After nearly four decades of making music together, Tom Petty and the Heartbreakers have just released one of their best albums ever. Hypnotic Eye, the band's 13th studio album, debuted at #1 on the Billboard 200 and is the first chart-topper in the Heartbreakers' history, despite a long string of hits. The new album marks a return to form for Petty, recalling his early aggressive albums, Tom Petty & the Heartbreakers (1976) and You're Gonna Get It! (1978).

Petty has a reputation for being scrappy, and he doesn't disappoint on Hypnotic Eye, sounding off on the Catholic Church (on a song called "Playing Dumb," which is included as a bonus cut on the vinyl release), the unchecked greed of the One Percent and the corruption of power.

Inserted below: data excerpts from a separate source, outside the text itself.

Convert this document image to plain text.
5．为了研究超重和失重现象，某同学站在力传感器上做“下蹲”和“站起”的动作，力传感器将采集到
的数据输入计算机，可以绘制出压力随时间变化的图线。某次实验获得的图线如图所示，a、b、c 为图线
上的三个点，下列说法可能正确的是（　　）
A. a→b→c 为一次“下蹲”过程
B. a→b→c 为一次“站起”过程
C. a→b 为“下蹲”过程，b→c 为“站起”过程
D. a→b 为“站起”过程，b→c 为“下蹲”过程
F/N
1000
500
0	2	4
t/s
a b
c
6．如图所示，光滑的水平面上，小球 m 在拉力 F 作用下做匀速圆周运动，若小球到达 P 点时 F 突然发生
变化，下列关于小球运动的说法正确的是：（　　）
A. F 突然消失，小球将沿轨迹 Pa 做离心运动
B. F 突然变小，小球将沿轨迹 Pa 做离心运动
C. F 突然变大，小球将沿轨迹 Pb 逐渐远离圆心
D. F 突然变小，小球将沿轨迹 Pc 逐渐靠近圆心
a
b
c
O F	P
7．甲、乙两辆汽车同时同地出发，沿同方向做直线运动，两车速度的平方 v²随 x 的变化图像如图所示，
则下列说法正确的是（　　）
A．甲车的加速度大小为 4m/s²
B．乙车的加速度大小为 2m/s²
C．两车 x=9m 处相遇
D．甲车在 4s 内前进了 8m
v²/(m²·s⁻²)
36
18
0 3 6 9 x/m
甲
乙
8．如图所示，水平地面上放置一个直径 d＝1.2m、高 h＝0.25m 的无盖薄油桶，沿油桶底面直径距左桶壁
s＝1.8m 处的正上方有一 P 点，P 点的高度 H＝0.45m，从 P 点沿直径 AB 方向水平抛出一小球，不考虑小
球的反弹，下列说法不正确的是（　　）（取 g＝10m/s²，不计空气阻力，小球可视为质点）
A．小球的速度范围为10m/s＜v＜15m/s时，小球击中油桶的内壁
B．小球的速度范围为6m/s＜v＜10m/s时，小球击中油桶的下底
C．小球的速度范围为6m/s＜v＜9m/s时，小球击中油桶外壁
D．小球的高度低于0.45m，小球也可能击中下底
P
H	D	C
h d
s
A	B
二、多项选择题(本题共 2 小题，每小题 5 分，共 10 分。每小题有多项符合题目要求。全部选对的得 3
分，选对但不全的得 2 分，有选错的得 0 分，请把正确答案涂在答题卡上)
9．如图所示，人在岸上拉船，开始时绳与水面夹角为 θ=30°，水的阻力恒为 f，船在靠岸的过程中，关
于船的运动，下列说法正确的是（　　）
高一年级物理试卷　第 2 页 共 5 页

The following are nine occasions that attest to the audacious spirit that makes Tom Petty one of rock's feistiest—and coolest—icons.

Tom's incorrigible nature manifested at an early age. By the time Tom was four years old, he was already showing a rebellious streak. According to his father, the young boy found a quarter on the coffee table and decided to go into town to spend it. When his father told him he couldn't go, that he wasn't big enough to go alone and that he had to wait until his mother could take him, Tom headed off to town anyway, an act of defiance that earned him a spanking and his dad's admiration.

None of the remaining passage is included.